Le cose che Buñuel ha visto formano una serie in onda da stasera su Nat Geo Adventure. Il titolo è Non dire a mia madre che.... Titolo buffo. «Ma sì, è nello spirito». Si comincia proprio con il Pakistan. E dunque, ecco una madrassa vista dall’interno, dall’aria tecnologica e molto poco fanatica. Ecco un negozio di parrucchiera in cui lavorano le ragazze sfigurate dall’acido: glielo tirano addosso i mariti per punirle, anche delle aspirazioni. Il corso per imparare a tagliare capelli e a usare tinture lo hanno fatto in Italia. C’è la popolarissima conduttrice trans (in Pakistan, chi l’avrebbe mai detto), che per di più sotto la maglia porta la croce. «Essere donne è sempre difficile. Più difficile. Dappertutto. E dappertutto il sesso è importante. Quindi non si può raccontare un posto senza parlare di sesso». Nonostante il Papa.

C’è la fabbrica di oggetti fetish: la camicetta in lattice, la cintura di castità, il frustino, la museruola da cane. Ma scusate, chiede Buñuel, non è un problema per la vostra religione? Certo che no, gli rispondono. Noi questi oggetti li produciamo soltanto, sono gli altri che li usano. Ci sono le feste sulla spiaggia, alcol e ragazze senza velo. A che classe appartengono? «Alla borghesia, naturalmente».

Ah, la borghesia di buñueliana memoria. C’è l’allenatrice della squadra femminile di nuoto che vorrebbe più piscine: hanno dei costumi che sono quasi tutine, le ragazze, molto aerodinamici. E, insomma, ne deriva un ritratto del Pakistan che va ben al di là dei luoghi comuni e della oggettivamente tragica, consueta rappresentazione.

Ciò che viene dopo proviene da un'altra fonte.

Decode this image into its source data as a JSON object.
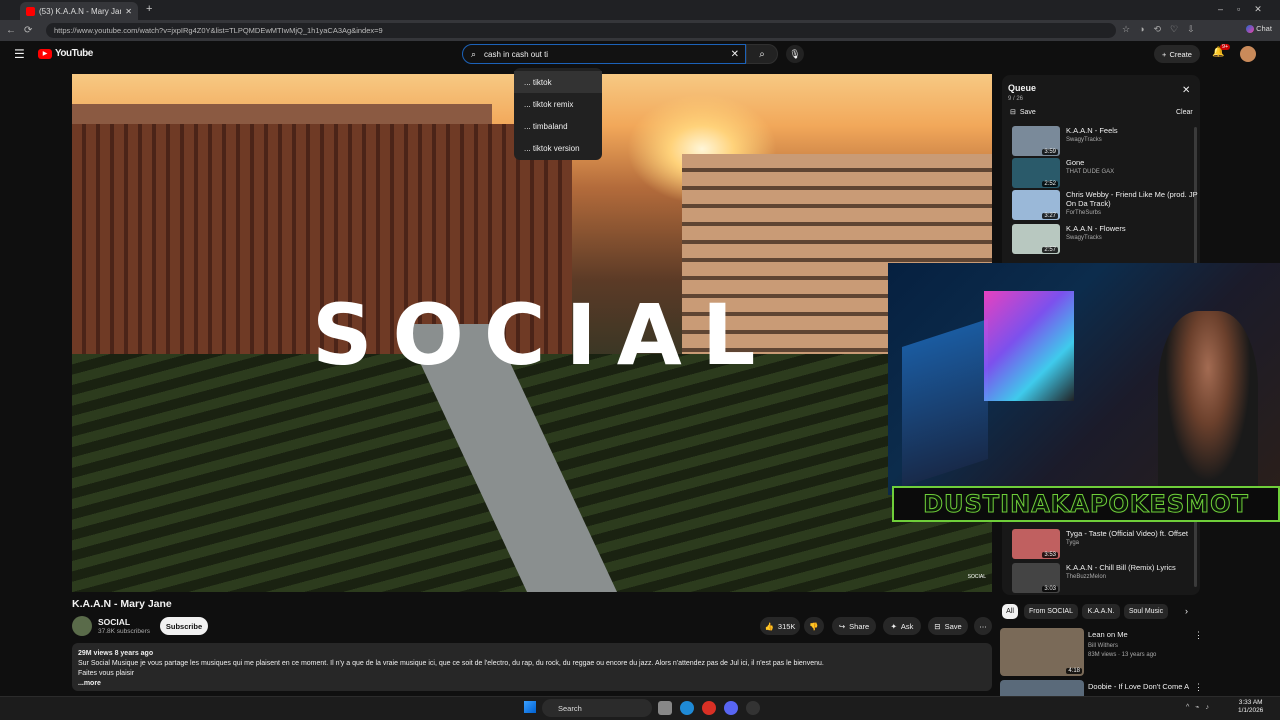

Buñuel vive a Parigi, ma per poter realizzare reportage di questo tipo è dovuto andare negli Stati Uniti. «Ci ho provato per tre anni, a farli per la televisione francese, ma non ci sono riuscito. Troppi cliché, troppe limitazioni. Non puoi andare in Pakistan, o in Congo, o a Gaza, o nella Corea del Sud o a Beirut per rappresentare soltanto la tragedia. Io non ci credo. La mia scommessa è il senso dell’umorismo, che è fondamentale anche per i rapporti sociali». L’avrà mica ereditato dal nonno? «Lui ce l’aveva nero, l’humour. Non voglio giudicare quello che vedo; il mio punto di vista è non averlo: io non ti dico come la devi pensare. Ti faccio vedere, poi valuta tu».